Principal component analysis

Summary

Image processing

First come the principal components…

When the Earth is seen from on high, the natural landscapes’ ranges of colours are surprisingly limited and there are very few bright colours. Seen from space, the temperate continental areas look green and the vast desert regions’ palettes are dominated by grey, beige, and brown.

This explains why, when the pictures are converted into digital images, the corresponding histograms of the Earth’s surface show little contrast and the spectral components do not vary independently.

If the red and green components of a digital image are represented in a two-dimensional histogram (scattergram), it immediately becomes clear that remote sensing images (bottom) comprise only a small number of colours compared with a highly coloured photograph of nature (top).
The shape of the remote sensing image’s scattergram (all of the spectral vectors are clustered along the diagonal) reveals a strong correlation between the channels. When a pixel has a high value in the red band, it’s a good bet that it will also have a high value in the green band. This means that the various spectral components add little information to the picture, which could be interpreted practically like a black-and-white picture.

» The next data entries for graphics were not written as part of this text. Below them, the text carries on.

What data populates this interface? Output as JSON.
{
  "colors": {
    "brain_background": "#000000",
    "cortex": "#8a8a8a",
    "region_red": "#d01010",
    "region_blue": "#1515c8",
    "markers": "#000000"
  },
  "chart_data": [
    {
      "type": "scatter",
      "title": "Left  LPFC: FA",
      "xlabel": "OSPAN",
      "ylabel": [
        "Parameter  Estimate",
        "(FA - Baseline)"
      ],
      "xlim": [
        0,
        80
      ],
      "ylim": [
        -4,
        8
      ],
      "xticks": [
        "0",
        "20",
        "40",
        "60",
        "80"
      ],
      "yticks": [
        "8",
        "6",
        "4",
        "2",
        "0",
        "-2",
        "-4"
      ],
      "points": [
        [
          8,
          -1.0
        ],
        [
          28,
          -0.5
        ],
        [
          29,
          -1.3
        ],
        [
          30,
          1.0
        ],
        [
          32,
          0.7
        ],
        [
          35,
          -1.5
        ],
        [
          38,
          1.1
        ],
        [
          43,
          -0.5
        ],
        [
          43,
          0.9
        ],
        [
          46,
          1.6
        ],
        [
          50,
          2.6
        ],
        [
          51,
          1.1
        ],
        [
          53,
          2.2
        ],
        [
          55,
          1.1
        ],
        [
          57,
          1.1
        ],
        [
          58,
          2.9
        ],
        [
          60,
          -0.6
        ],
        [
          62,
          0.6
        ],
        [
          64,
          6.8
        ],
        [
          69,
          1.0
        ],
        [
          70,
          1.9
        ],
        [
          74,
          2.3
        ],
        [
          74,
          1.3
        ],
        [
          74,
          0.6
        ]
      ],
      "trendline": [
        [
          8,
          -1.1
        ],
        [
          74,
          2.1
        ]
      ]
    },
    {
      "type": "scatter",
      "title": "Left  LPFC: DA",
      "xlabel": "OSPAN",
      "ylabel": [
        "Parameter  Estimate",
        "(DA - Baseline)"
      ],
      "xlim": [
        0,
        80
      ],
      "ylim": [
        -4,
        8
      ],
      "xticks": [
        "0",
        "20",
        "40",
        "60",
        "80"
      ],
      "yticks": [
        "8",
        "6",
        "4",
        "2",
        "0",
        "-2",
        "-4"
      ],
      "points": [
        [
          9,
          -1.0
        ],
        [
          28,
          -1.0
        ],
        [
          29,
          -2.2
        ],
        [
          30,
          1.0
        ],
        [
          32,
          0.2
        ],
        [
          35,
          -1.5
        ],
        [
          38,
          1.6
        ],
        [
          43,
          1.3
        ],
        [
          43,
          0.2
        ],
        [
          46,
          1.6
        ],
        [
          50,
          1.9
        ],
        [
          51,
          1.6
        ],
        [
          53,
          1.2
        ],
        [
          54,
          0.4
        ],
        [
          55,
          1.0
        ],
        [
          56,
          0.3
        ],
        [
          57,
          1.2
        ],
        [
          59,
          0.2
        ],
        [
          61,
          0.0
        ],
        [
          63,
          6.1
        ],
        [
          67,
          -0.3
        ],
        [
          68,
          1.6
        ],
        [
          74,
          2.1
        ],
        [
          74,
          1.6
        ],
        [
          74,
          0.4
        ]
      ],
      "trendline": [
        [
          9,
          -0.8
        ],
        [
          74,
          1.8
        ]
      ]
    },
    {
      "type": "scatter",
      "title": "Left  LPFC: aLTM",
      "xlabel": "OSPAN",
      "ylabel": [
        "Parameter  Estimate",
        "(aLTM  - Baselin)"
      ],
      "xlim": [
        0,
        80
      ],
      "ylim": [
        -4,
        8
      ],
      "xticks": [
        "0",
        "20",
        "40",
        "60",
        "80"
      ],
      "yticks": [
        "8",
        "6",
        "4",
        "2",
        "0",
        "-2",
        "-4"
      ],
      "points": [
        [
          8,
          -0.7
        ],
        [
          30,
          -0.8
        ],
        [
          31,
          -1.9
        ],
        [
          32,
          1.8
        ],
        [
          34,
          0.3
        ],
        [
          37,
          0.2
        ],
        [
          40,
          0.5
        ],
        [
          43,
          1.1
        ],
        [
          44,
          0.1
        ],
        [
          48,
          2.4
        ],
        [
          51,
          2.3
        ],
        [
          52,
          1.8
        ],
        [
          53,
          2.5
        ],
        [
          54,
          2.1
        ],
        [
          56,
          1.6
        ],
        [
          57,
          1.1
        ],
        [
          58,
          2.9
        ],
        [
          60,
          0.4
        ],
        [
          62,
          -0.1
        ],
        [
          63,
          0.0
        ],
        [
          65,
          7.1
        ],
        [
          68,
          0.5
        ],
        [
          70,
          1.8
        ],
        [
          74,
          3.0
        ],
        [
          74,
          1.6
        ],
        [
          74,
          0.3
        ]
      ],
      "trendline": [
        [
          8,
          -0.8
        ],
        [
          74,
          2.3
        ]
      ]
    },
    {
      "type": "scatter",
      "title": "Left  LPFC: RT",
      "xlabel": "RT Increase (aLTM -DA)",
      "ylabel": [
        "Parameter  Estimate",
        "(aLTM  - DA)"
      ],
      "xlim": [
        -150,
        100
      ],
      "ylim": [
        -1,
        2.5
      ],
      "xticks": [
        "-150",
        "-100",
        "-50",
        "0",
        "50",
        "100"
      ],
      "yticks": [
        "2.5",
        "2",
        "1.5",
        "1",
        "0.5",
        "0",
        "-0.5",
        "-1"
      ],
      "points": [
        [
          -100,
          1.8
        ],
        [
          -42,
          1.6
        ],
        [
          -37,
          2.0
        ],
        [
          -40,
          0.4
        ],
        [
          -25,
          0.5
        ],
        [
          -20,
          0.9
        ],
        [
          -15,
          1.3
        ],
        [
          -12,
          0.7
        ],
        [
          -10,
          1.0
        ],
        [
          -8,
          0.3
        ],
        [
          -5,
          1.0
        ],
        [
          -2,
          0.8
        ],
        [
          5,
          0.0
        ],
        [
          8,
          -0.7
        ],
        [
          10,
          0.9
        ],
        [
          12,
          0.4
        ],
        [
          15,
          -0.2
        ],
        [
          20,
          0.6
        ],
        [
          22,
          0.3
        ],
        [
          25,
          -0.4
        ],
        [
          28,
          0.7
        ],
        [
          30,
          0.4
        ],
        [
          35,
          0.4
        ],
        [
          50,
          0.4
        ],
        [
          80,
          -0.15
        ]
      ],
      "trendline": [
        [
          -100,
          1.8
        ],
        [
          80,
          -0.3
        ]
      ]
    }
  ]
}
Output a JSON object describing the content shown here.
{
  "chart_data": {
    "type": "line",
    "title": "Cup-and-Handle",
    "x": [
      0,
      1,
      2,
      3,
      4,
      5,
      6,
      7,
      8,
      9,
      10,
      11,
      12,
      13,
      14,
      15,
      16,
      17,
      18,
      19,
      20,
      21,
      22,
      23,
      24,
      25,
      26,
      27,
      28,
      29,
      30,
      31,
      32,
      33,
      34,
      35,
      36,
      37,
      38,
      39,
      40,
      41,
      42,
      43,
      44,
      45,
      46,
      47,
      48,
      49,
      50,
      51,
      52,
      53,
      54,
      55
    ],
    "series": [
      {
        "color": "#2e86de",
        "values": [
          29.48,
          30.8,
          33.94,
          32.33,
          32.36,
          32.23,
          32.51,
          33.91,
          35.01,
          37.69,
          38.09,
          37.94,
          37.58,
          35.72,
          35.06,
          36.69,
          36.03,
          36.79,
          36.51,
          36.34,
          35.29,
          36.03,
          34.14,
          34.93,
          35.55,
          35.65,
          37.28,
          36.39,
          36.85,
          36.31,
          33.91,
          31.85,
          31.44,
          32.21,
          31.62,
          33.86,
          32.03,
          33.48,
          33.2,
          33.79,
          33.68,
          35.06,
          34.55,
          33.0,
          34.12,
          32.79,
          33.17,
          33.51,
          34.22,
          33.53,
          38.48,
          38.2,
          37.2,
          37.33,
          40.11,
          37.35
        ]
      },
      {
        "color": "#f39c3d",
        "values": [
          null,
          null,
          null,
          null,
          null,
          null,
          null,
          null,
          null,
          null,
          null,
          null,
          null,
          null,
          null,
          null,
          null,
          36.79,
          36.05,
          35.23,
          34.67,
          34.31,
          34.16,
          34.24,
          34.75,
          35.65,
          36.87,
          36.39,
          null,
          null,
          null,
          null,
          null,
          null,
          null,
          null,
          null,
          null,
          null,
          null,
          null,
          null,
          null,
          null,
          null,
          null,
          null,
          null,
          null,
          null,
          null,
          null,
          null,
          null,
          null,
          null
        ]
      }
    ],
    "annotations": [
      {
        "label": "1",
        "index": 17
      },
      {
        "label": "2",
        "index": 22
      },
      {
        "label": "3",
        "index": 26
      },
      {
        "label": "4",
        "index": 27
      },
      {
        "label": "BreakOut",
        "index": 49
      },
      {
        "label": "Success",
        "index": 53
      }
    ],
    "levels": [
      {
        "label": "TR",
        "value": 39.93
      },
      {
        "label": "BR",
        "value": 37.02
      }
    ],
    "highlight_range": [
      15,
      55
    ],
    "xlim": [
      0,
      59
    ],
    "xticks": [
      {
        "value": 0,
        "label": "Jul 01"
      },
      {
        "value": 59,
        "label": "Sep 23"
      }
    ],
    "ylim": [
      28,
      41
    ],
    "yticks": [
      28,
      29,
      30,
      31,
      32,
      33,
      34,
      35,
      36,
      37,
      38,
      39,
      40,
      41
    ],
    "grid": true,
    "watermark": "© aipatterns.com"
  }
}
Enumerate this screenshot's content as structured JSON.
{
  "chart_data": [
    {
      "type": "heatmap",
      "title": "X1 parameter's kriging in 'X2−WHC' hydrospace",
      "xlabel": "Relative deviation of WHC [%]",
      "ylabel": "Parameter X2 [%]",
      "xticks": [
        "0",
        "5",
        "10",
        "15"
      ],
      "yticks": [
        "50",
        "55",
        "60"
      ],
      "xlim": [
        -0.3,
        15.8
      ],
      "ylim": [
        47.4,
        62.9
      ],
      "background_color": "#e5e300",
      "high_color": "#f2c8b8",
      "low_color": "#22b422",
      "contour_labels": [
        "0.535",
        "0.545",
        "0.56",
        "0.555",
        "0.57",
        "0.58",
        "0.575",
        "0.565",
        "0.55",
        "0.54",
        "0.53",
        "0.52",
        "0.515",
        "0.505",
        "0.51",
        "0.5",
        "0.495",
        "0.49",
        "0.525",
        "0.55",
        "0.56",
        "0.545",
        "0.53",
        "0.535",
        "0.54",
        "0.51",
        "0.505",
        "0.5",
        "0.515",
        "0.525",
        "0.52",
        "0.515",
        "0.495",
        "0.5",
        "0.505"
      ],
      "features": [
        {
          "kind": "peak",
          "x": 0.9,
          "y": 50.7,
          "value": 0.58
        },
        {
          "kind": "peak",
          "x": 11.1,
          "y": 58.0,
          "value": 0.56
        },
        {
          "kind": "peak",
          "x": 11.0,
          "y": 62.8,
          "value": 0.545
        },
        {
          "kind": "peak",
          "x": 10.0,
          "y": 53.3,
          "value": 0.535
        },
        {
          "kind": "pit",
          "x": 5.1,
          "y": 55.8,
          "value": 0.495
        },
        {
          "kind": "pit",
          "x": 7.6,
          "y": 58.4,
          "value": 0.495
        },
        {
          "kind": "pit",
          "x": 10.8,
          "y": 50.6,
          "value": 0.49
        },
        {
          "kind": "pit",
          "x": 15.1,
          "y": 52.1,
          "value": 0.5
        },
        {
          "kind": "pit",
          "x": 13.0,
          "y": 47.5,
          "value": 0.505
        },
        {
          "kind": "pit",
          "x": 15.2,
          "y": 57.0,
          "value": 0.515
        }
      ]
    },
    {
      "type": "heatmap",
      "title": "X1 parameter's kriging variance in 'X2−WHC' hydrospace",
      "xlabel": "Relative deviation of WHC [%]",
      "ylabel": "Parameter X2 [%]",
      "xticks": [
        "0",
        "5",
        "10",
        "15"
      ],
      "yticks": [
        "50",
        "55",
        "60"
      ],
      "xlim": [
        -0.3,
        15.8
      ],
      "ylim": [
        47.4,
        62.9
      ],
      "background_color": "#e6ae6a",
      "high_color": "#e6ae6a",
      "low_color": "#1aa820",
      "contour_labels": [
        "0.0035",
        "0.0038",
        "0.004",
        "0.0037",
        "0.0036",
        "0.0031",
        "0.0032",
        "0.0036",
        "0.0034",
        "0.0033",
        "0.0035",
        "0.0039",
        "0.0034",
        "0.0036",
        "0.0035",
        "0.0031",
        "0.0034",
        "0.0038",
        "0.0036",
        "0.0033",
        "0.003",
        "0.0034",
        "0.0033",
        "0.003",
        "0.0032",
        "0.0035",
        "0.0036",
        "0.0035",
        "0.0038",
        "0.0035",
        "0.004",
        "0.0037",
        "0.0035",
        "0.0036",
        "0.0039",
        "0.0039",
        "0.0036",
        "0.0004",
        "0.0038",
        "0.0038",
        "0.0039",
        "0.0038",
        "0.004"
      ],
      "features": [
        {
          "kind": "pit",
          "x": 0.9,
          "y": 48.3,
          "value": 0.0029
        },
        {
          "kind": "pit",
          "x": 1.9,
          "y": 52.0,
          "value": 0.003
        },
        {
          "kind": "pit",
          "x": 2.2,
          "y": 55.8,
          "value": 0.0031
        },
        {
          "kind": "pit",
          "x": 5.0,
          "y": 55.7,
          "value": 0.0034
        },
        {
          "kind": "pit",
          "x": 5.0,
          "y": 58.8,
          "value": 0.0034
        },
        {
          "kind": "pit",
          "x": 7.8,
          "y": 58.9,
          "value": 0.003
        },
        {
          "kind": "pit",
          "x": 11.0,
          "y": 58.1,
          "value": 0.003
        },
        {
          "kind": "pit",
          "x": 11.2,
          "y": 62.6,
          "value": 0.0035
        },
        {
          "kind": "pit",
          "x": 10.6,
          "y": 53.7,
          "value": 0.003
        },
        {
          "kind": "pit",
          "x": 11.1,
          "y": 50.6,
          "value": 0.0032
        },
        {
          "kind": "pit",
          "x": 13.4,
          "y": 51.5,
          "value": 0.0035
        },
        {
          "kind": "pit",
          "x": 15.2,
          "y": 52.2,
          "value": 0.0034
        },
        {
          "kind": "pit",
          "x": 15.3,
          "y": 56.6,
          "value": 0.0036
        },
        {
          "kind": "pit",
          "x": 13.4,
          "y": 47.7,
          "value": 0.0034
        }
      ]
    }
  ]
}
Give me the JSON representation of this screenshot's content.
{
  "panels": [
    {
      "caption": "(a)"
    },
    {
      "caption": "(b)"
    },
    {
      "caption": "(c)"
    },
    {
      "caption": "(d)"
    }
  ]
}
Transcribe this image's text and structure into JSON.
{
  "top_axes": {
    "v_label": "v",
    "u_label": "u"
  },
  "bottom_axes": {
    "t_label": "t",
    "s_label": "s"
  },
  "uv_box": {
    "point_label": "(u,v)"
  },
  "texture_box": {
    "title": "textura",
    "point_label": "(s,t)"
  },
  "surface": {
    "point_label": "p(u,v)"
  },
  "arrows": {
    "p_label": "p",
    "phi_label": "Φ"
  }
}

The aim of principal component analysis is to reorganise the data so that they are no longer correlated (that is to say, they become independent). An interesting feature of this transformation, when it is applied to data embracing several spectral bands, is that it concentrates almost all of the information in the first two or three components. The other components generally contain only noise. If only the most significant components are analysed, the volume of data to process can be greatly reduced.
Interpreting the image becomes more complicated, but this technique is very effective in many cases.